Saanich sees path for small-lot developments

Zoning allowing home on smaller lots in McKenzie area could be expanded to other parts of the city

Cam Pringle of Cadillac Homes stands in the middle of the Willowbrook Subdivison off McKenzie Avenue. Pringle’s company built the development under the RS-1 zone

Cam Pringle of Cadillac Homes stands in the middle of the Willowbrook Subdivison off McKenzie Avenue. Pringle’s company built the development under the RS-1 zone

A Saanich councillor is claiming victory, even after council rejected his motion to investigate a measure that promises to improve the supply of affordable housing.

Council Monday voted 8-1 against a motion by Coun. Fred Haynes that asked staff to investigate whether a zone permitting smaller homes on smaller lots could be used in other parts of the municipality.

The zone in question – RS-1 – is a site specific zone in the McKenzie Avenue area that permits single-family dwellings on lots with a minimum size of 3,229 square feet with the gross floor areas of homes not exceeding 1,776 square feet. By comparison, the general, non-site-specific RS-2 zone has a minimum lot size of about 4,300 sq. ft with the gross floor areas of homes not exceeding 2,314 sq. ft.

Haynes and others, including members of the development community, argued Monday that increased use of RS-1 zone could help lower housing costs by allowing smaller houses on smaller and thereby cheaper lots, especially in areas ripe for in-filling.

Council, however, rejected Haynes’ request to investigate the mechanics of spreading the zone after receiving input from staff, including chief administrative officer Paul Thorkelsson, who told council that such a move would not be a wise use of resources, because it would trigger an extensive but unnecessary public consultation process.

“That seems, from my perspective, to be an unfortunate approach in terms of dedicating resources and time to that process, when the tool [RS-1] exists, when it can be done,” he said.

“The market will decide whether it is appropriate or not. The developers can tell us whether they can make money off that kind of thing or whether they want some more density.”

Haynes, however, said in an interview that Monday’s vote moves the issue ahead.

“I’m very pleased by the outcome of [Monday’s vote], as it confirms that the dream of home ownership remains alive in Saanich,” he said. “Small lots, small homes are the way to have more affordable opportunities for families seeking single-family homes.”

The vote and the preceding debate confirmed that the RS-1 zone is portable, Haynes said.

“The onus is now on the neighbourhood and the developer to establish appropriate social licence for these types of development, which would need to be within our core areas, which are supported by the [Official Community Plan] and [Local Area Plans] supported for higher density.”

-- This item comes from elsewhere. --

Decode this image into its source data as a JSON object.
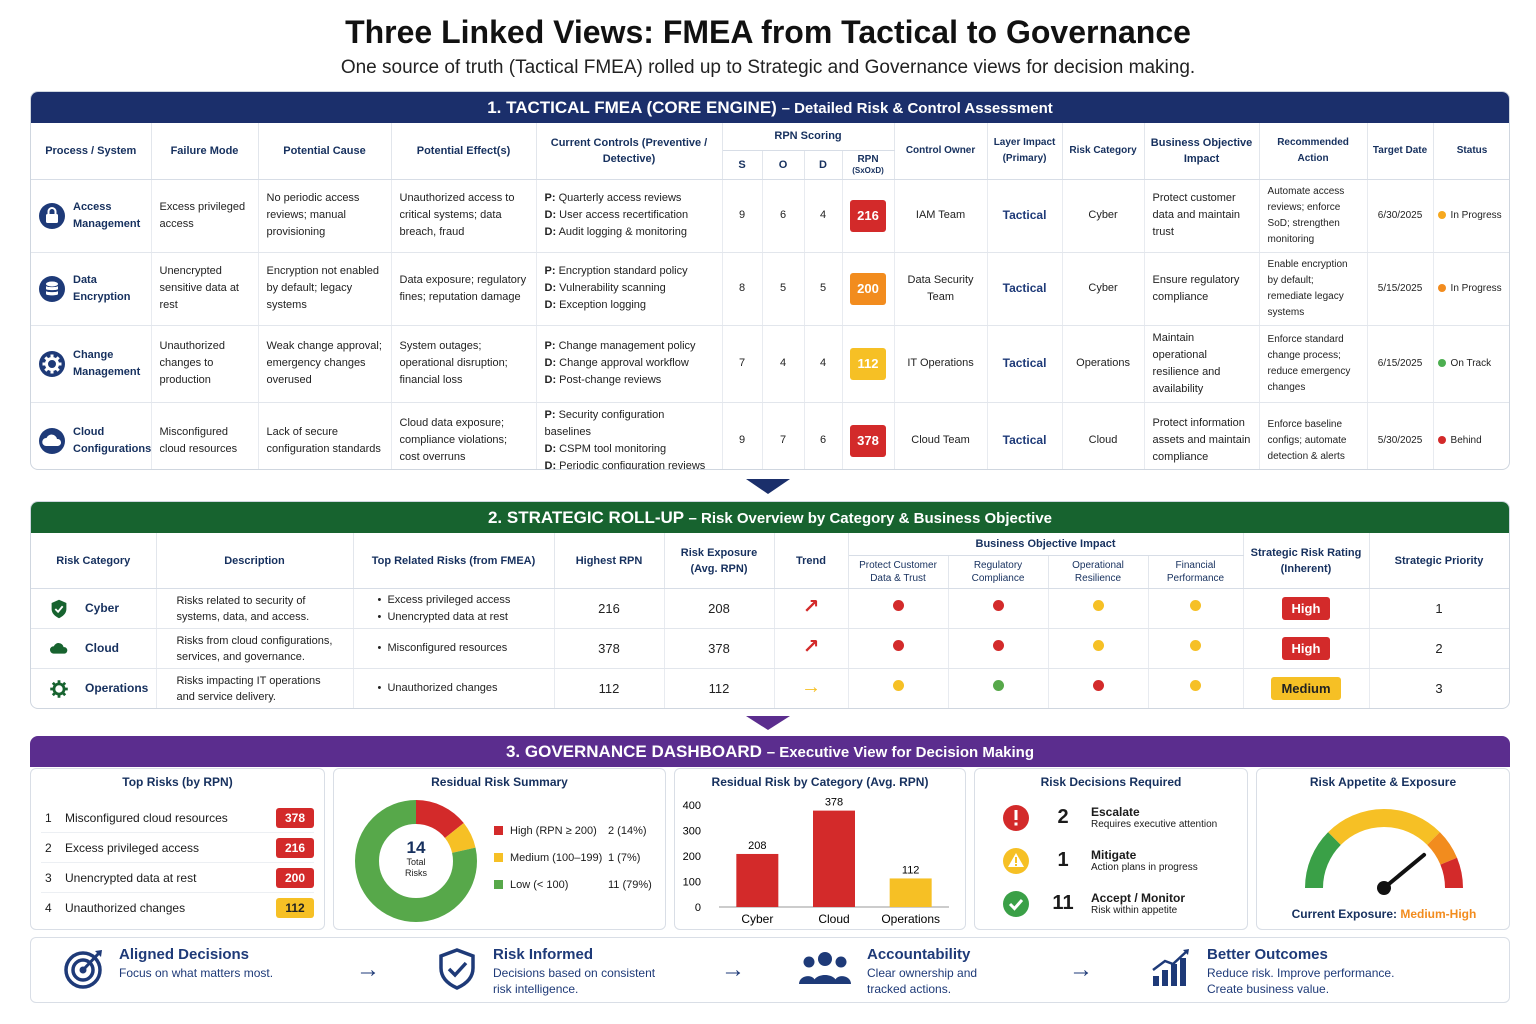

Cam Pringle of Cadillac Homes, who built Saanich’s only RS-1 zoned housing development near the intersection of McKenzie Avenue and Willowbrook Place and supported Haynes’ motion, praised Monday’s vote.

While acknowledging the defeat of Haynes’ motion, he said the vote paves the way for more affordable housing developments in Saanich similar to other communities with comparable zoning. “I think it is great for us and it’s great for the community,” said Pringle.

Travis Lee, president of Tri-Eagle Development, who had also spoken in favour of the motion, echoed those points.

Developers could apply for an RS-1 zoning to round off a subdivision consisting of larger lots, he said.

Lee, however, also lowered expectations. “I don’t necessarily see it as the main part of a development,” he said.

Ultimately, local conditions would decide whether developers would apply for an RS-1 zone, he said.

Thorkelsson struck a similar tone in his remarks. “It may be that there are neighbourhoods and properties where a small lot zone isn’t going to be applied,” he said. “There are local area plans and zones that establish minimum lot sizes and that is not going to change easily.”

Coun. Leif Wergeland picked up on this point when he said that support for in-filling on smaller lots might be less than anticipated.

“I’m not sure the community will really buy into smaller lots on any scale,” he said.

In-filling smaller lots will impact individuals, he said. “We will hear more about traffic, we will hear more about lowering the costs of their homes and will hear about some things that they might just imagine will happen, but we will hear a lot. And I don’t believe this council is prepared to go there.”

While opposition to Haynes’ motion among his council colleagues was unanimous, their respective reception of his proposal varied.

Coun. Dean Murdock said RS-1 has “merit” and should be made available for potential rezoning leading to smaller, more affordable homes.

“What I am hearing is that there is nothing that prevents that from happening now,” he said.

Coun. Vic Derman, however, cautioned against too much density in light of the region’s straining transportation system.

This commentary, however, drew a sharp rebuke from Casey Edge, executive director of the Victoria Residential Builders Association, who expressed disappointment with council’s refusal to further explore the issue. Edge says council’s attitude towards affordable housing contradicts its concerns about the effects of climate change.

“If you want to discourage carbon emissions from traffic from Langford, communities from the core municipalities have to start to embrace small-lot affordable housing, especially Saanich,” he said.